1. You help run a nine-year-old firm that backs mid-sized, asset-rich companies in the United States and Europe. When do you expect to close your third fund?
Should be in the next month. We aren’t marketing anymore. It will be significantly larger than our Fund II, which was $1.45 billion.
2. How long have you been fundraising and how challenging was it for you?
We had a marketing period of 12 months. We were very successful in bringing in new domestic investors, but I’d say we found the international environment very challenging. That really has to do with the fact that during the time we were marketing, we were competing with commercial banks and investment banks that were trying to recapitalize and were raising billions of dollars from sovereign wealth funds. And of course I think all of us in the middle market were outgunned by the U.S. financial system recapitalizing at the same time.
3. What advantages do you think your investment strategy has in this market?
We’re pretty unique in that we have no legacy issues in our portfolio. Because we’re mid-market focused, we were able to avoid taking on large amounts of debt. By contrast, the larger buyout funds all have significant problems in their portfolio companies, many having to do with the leverage they bear. We use financing, but it wasn’t available to us at the kind of levels that the larger buyout shops were receiving.
4. In what areas do you see a lot of opportunity, and why?
We see opportunities to invest in financially distressed companies, both in the private and public markets. In some cases the opportunity is to recapitalize the company’s balance sheet. In some cases we see the opportunity to invest in mispriced debt that offers private equity-type returns. So we’re buying debt that’s performing at distressed prices. Another theme we’re pursuing is to utilize existing leverage in the system.
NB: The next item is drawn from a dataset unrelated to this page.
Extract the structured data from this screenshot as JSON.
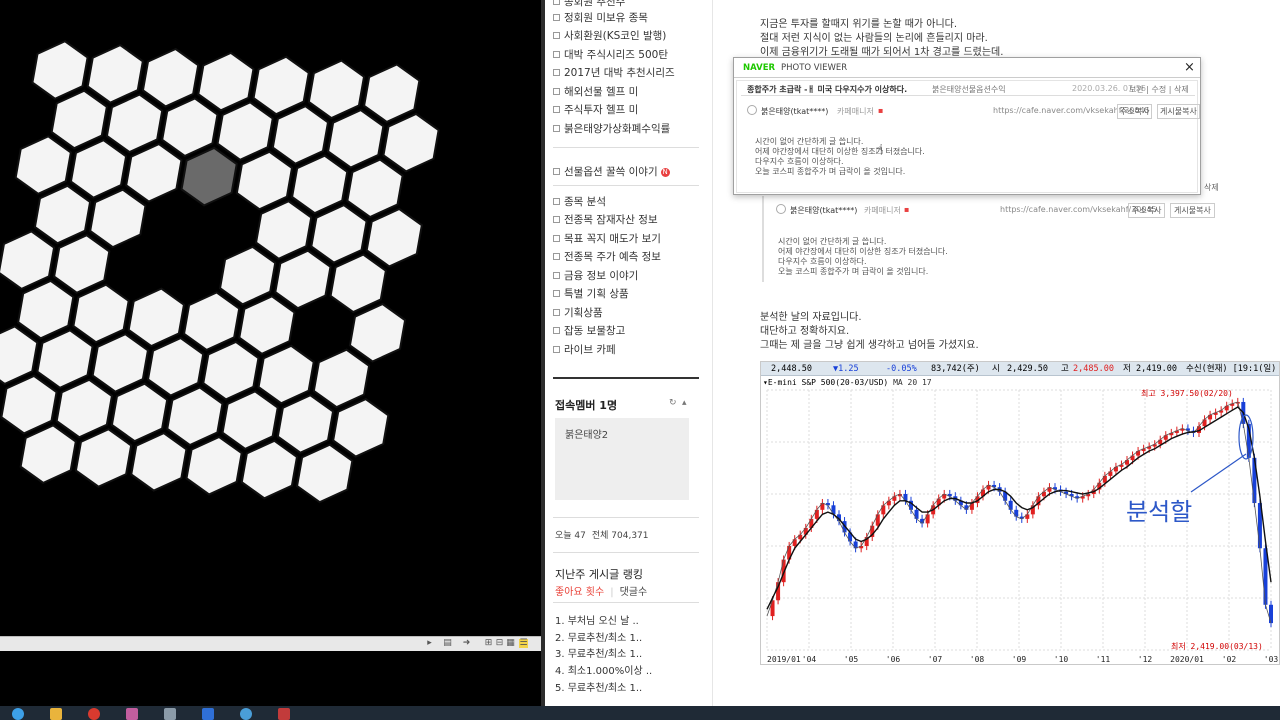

The system has way too much leverage, and if we can affect transactions that don’t require us to raise new debt, then we think we can be very successful in putting out capital. By way of example, last week we announced an investment in a company called Macerich, which is a mall REIT that owns regional malls across the United States. We bought a 75 percent interest in one of their regional malls. We kept the existing leverage that was in place on that mall. Macerich earmarked our proceeds for paying down its debt. We have warrants in the company, and as the market learns that Macerich is de-leveraging, the stock price should rise. We get the benefit of both owning the real estate and having participation in the upside of the company.
5. What will you be doing differently with Fund III?
Look for us to pursue the same strategy that we did in our first two funds. But it will be more like Fund I (vintage 2001), in that we are again in a recessionary environment. Our strategy isn’t dependent on growth. Many buyout shops need growth in order for their portfolio companies to succeed, but we don’t. What we look for are assets underpinning our investments, and in this kind of environment we typically buy at below the replacement cost to the asset. We get comfortable with the valuations based upon what the replacement costs would be. By example, we bought a movie studio (Sunset Gower Studio) in our first fund. We were quite successful, achieving about a 2.5x return. We knew what the underlying assets were worth, so that anything we did to improve the performance of the company generated additional return for our investors.